Hermana joined the excavation at Magdala in 2012.
Magdala ruins uncovered
The ruins of this ancient Jewish town were uncovered by surprise while laying foundations for a guesthouse on the property which clergyman Father Juan Solana had raised funds for.
Having studied Archaeology while doing a degree in History and Geography in Jerusalem, Hermana desired to participate in a dig.
“When the opportunity arose to do so at Magdala,” she recalls, “it was only the first step into a grand adventure”.
In 2014 a worship centre was completed and inaugurated in Magdala.
According to Hermana, Fr Solana wanted the centre to highlight Jesus’ public ministry — but due to the town’s connection to Mary Magdalene, he also felt impressed to focus on women.
Works of art were commissioned and four beautiful chapels with mosaic arches came about.
In a larger room, an altar (lectern) in the shape of a fishing boat was crafted, and icons of the apostles positioned on the walls.
Eight slender columns were shaped according to accurate, (but feminine) dimensions and positioned in the women’s atrium.
They bear the names of certain New Testament women, and stand on a replica of the mosaic floor discovered in the ancient synagogue.
“Come and see!” is Hermana’s invitation to anyone who wants to experience historical artefacts and a 2 000 year-old fishing village.
Magdala’s reconciliatory role
More than that — for the leadership, right from the beginning, Magdala served a role in reconciliation.
Hermana tells us that: “Magdala’s archaeology has attracted Jews and Gentiles alike — but these are not the only groups that cross paths here.”

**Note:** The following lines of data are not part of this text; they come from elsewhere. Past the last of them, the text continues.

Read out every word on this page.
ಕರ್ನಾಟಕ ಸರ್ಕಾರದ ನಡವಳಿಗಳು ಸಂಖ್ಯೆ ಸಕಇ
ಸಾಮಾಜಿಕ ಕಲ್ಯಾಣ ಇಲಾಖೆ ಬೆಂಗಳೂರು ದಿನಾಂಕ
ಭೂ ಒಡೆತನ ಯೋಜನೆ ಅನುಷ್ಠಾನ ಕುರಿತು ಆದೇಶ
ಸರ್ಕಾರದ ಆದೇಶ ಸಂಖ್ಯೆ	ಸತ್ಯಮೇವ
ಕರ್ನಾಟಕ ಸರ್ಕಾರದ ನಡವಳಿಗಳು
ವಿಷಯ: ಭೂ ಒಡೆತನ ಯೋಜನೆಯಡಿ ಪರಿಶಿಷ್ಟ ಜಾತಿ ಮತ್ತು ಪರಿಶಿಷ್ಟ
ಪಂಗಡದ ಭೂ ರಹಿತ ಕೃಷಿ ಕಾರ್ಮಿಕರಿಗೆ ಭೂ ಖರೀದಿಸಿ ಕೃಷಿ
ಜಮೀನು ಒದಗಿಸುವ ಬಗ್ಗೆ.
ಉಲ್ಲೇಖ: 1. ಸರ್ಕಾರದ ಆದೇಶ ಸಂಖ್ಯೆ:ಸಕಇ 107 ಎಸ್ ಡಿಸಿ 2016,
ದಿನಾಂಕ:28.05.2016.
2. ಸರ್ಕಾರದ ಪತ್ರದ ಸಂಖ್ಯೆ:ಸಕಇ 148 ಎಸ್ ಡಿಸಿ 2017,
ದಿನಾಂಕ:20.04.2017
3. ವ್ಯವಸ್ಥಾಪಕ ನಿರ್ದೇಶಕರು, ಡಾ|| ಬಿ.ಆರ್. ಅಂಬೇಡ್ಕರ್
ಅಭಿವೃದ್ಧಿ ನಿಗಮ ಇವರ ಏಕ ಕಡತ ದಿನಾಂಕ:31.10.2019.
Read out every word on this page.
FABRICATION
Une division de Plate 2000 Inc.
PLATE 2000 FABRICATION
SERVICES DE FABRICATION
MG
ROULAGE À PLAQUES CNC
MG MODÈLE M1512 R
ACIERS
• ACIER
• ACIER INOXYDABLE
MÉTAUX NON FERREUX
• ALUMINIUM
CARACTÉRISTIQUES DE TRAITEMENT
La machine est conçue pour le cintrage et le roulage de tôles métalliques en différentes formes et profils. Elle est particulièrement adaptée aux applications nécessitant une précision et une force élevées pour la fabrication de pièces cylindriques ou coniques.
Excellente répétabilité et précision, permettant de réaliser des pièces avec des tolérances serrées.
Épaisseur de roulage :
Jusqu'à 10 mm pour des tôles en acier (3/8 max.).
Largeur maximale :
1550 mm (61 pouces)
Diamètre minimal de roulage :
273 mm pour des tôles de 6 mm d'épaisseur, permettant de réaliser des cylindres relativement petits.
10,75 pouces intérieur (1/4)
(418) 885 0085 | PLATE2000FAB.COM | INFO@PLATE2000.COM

Hermana reports that an Arabic TV network, which broadcasts to an estimated 4 million listeners, recorded a documentary in Magdala recently.
She also fondly recalls a recent gathering where two Arab youth stood at her left and a Jewish Pastor on her right — all of them sang the Hebrew text from Isaiah 61, in the synagogue at Magdala!
The incredible significance of this Messianic prophetic text lies in the fact that Isaiah 61 is the portion of Scripture Jesus Himself read in a synagogue during His ministry on earth.
…and the scroll of the prophet Isaiah was handed to Him [Jesus]. Unrolling it, He found the place where it is written:
The Spirit of the Lord is on Me,
because He has anointed Me
to proclaim good news to the poor.
He has sent Me to proclaim freedom for the prisoners
and recovery of sight for the blind,
to set the oppressed free,
to proclaim the year of the Lord’s favour. (Luke 4:17-19)
The Father’s love transcends all boundaries — and it is this ministry of love that Hermana hopes visitors to Magdala will experience.
She says, “Our aim is to facilitate an environment where people can personally encounter the Lord.”